Toujours, cette halte forcée, ce fichu poste frontalier : avant d’aller de l’avant, mesdames, il faut faire patte blanche. Prouvez, démontrez, sortez les chiffres, les calculs, les preuves empiriques du caractère raisonnable de vos demandes. Comme s’il fallait attendre la permission pour qu’on nous « concède » ce qu’on pourrait tout simplement prendre, ce qu’on peut revendiquer en toute légitimité. Et suivant le même esprit, lorsque nous posons nos propres bornes sur la route – le 8 mars étant un bon exemple – nos propres points où s’arrêter pour poser un regard en arrière et planifier la suite du voyage, on nous dit plutôt : Quoi? Encore vous qui nous forcez à arrêter pour écouter vos lamentations? Alors à nouveau, on se justifie, on arrime le tout à l’actualité du moment, on fait la démonstration de ce qu’ici et maintenant, justifie qu’on s’arrête pour poser un regard sur ce qui prive encore les femmes de l’égalité avec les hommes. Remarquez, l’exercice n’est jamais bien difficile. Les gouvernements, les incidents, les conflits et les modes vont et viennent, mais toujours, on peut déceler, en trame de fond, les mêmes menaces pour les droits et les conditions de vie des femmes. Toujours plus pauvres, toujours plus violentées, toujours moins visibles et moins écoutées. Suffit de le mettre en exergue dans l’actualité du moment. Pourtant, rien n’y fait : « Quoi? Encore la Journée des femmes? »
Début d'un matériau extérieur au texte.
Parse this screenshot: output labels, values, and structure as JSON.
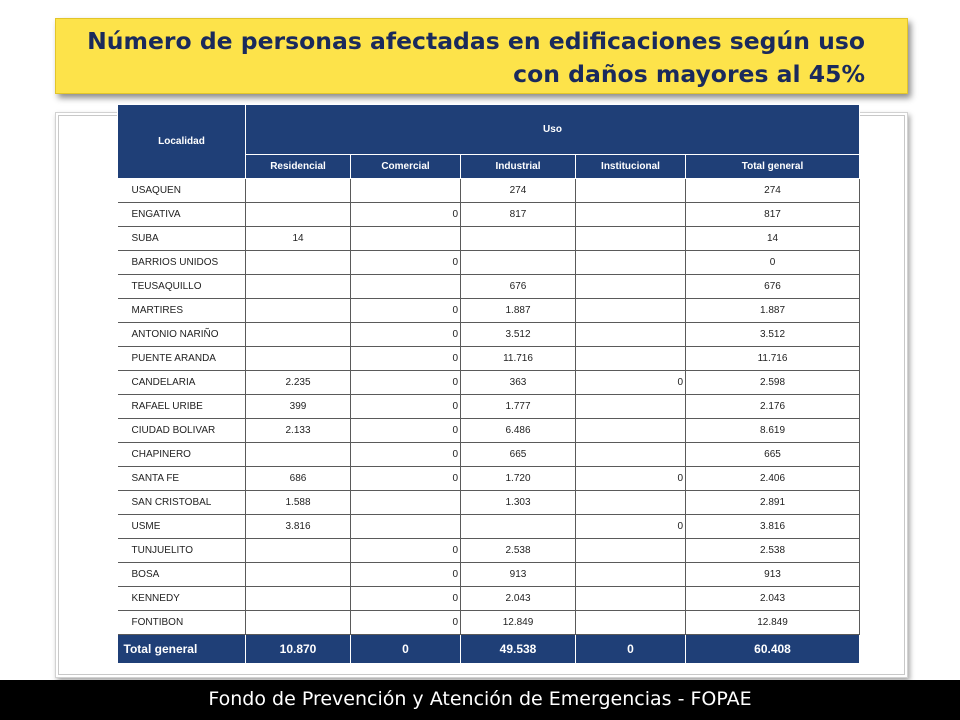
{
  "title": {
    "line1": "Número de personas afectadas en edificaciones según uso",
    "line2": "con daños mayores al 45%"
  },
  "table": {
    "header": {
      "localidad": "Localidad",
      "uso": "Uso",
      "columns": [
        "Residencial",
        "Comercial",
        "Industrial",
        "Institucional",
        "Total general"
      ]
    },
    "rows": [
      {
        "localidad": "USAQUEN",
        "residencial": "",
        "comercial": "",
        "industrial": "274",
        "institucional": "",
        "total": "274"
      },
      {
        "localidad": "ENGATIVA",
        "residencial": "",
        "comercial": "0",
        "industrial": "817",
        "institucional": "",
        "total": "817"
      },
      {
        "localidad": "SUBA",
        "residencial": "14",
        "comercial": "",
        "industrial": "",
        "institucional": "",
        "total": "14"
      },
      {
        "localidad": "BARRIOS UNIDOS",
        "residencial": "",
        "comercial": "0",
        "industrial": "",
        "institucional": "",
        "total": "0"
      },
      {
        "localidad": "TEUSAQUILLO",
        "residencial": "",
        "comercial": "",
        "industrial": "676",
        "institucional": "",
        "total": "676"
      },
      {
        "localidad": "MARTIRES",
        "residencial": "",
        "comercial": "0",
        "industrial": "1.887",
        "institucional": "",
        "total": "1.887"
      },
      {
        "localidad": "ANTONIO NARIÑO",
        "residencial": "",
        "comercial": "0",
        "industrial": "3.512",
        "institucional": "",
        "total": "3.512"
      },
      {
        "localidad": "PUENTE ARANDA",
        "residencial": "",
        "comercial": "0",
        "industrial": "11.716",
        "institucional": "",
        "total": "11.716"
      },
      {
        "localidad": "CANDELARIA",
        "residencial": "2.235",
        "comercial": "0",
        "industrial": "363",
        "institucional": "0",
        "total": "2.598"
      },
      {
        "localidad": "RAFAEL URIBE",
        "residencial": "399",
        "comercial": "0",
        "industrial": "1.777",
        "institucional": "",
        "total": "2.176"
      },
      {
        "localidad": "CIUDAD BOLIVAR",
        "residencial": "2.133",
        "comercial": "0",
        "industrial": "6.486",
        "institucional": "",
        "total": "8.619"
      },
      {
        "localidad": "CHAPINERO",
        "residencial": "",
        "comercial": "0",
        "industrial": "665",
        "institucional": "",
        "total": "665"
      },
      {
        "localidad": "SANTA FE",
        "residencial": "686",
        "comercial": "0",
        "industrial": "1.720",
        "institucional": "0",
        "total": "2.406"
      },
      {
        "localidad": "SAN CRISTOBAL",
        "residencial": "1.588",
        "comercial": "",
        "industrial": "1.303",
        "institucional": "",
        "total": "2.891"
      },
      {
        "localidad": "USME",
        "residencial": "3.816",
        "comercial": "",
        "industrial": "",
        "institucional": "0",
        "total": "3.816"
      },
      {
        "localidad": "TUNJUELITO",
        "residencial": "",
        "comercial": "0",
        "industrial": "2.538",
        "institucional": "",
        "total": "2.538"
      },
      {
        "localidad": "BOSA",
        "residencial": "",
        "comercial": "0",
        "industrial": "913",
        "institucional": "",
        "total": "913"
      },
      {
        "localidad": "KENNEDY",
        "residencial": "",
        "comercial": "0",
        "industrial": "2.043",
        "institucional": "",
        "total": "2.043"
      },
      {
        "localidad": "FONTIBON",
        "residencial": "",
        "comercial": "0",
        "industrial": "12.849",
        "institucional": "",
        "total": "12.849"
      }
    ],
    "total": {
      "label": "Total general",
      "residencial": "10.870",
      "comercial": "0",
      "industrial": "49.538",
      "institucional": "0",
      "total": "60.408"
    }
  },
  "footer": {
    "text": "Fondo de Prevención y Atención de Emergencias - FOPAE"
  },
  "colors": {
    "banner": "#fde34a",
    "title_text": "#1a2a5c",
    "table_header": "#1f3f77",
    "footer_bg": "#000000"
  }
}
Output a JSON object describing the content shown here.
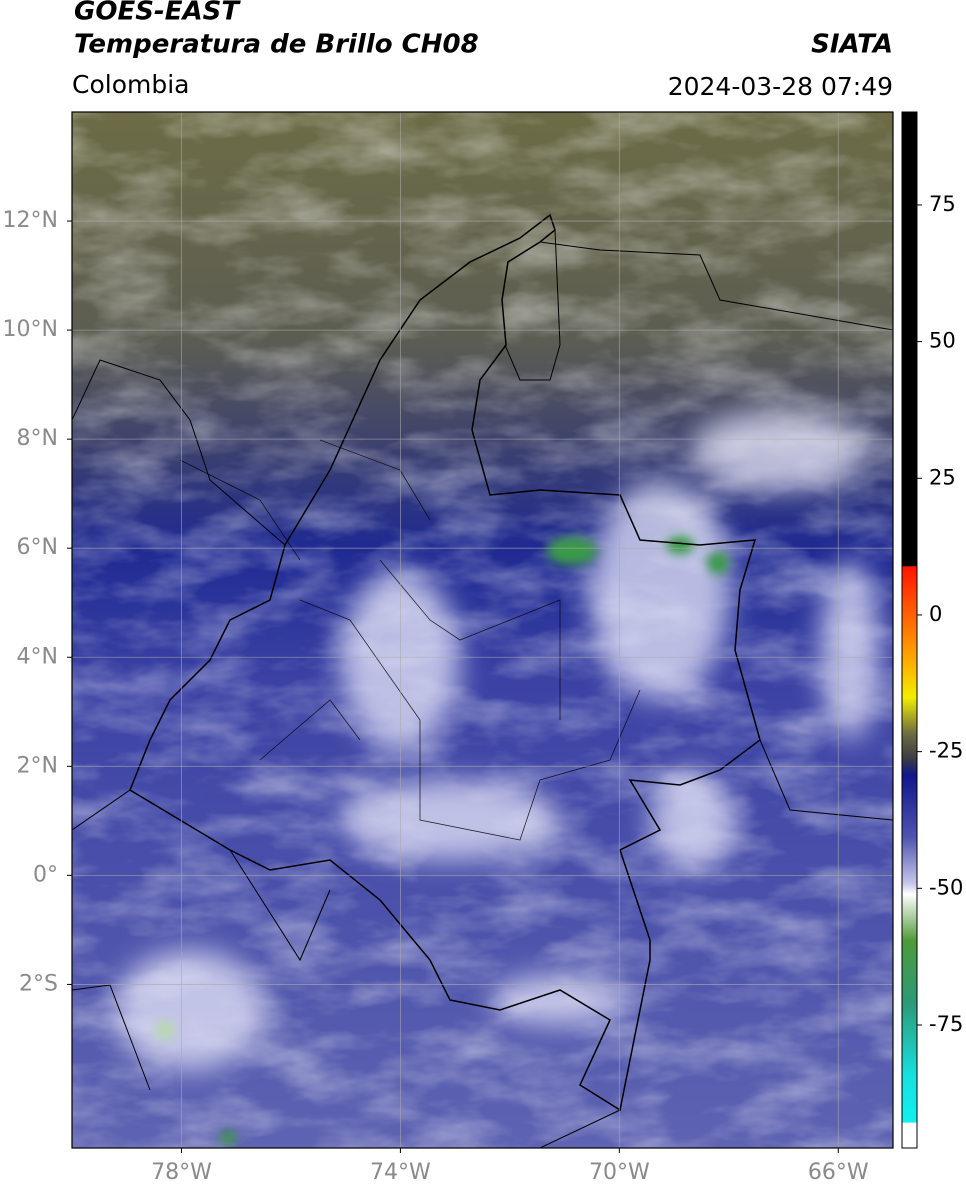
{
  "chart_data": {
    "type": "map",
    "title": "GOES-EAST",
    "subtitle": "Temperatura de Brillo CH08",
    "source": "SIATA",
    "region": "Colombia",
    "timestamp": "2024-03-28 07:49",
    "xlim": [
      -80,
      -65
    ],
    "xticks": [
      {
        "value": -78,
        "label": "78°W"
      },
      {
        "value": -74,
        "label": "74°W"
      },
      {
        "value": -70,
        "label": "70°W"
      },
      {
        "value": -66,
        "label": "66°W"
      }
    ],
    "ylim": [
      -5,
      14
    ],
    "yticks": [
      {
        "value": 12,
        "label": "12°N"
      },
      {
        "value": 10,
        "label": "10°N"
      },
      {
        "value": 8,
        "label": "8°N"
      },
      {
        "value": 6,
        "label": "6°N"
      },
      {
        "value": 4,
        "label": "4°N"
      },
      {
        "value": 2,
        "label": "2°N"
      },
      {
        "value": 0,
        "label": "0°"
      },
      {
        "value": -2,
        "label": "2°S"
      }
    ],
    "grid": true,
    "colorbar": {
      "lim": [
        -97.5,
        92
      ],
      "ticks": [
        75,
        50,
        25,
        0,
        -25,
        -50,
        -75
      ]
    }
  }
}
Alors on répète. On reprend la plume. On réécrit la même chronique, jour après jour, année après année. Peut-être qu’après tout, c’est un peu ça, le féminisme. Une vigilance imperturbable, au long cours. Un « recommence » qui s’acharne. Un engagement qui, toujours, se réaffirme pour mieux continuer. Un serrement de coudes, qui ne se perpétue pas pour sa seule fin, mais aussi pour l’importance cruciale de son processus même : ensembles, toutes ensemble, pour affronter les vagues, le doute, les écueils, et les reculs.

Si c’est bien ça, je me dis, et qu’il peut y avoir, en chemin, quelques éclaircies, alors peut-être que ça vaut la peine de se justifier, encore et encore, et de réécrire la même chronique, année après année. Ne serait-ce que pour se rappeler, de temps à autre, qu’on ne lâche rien.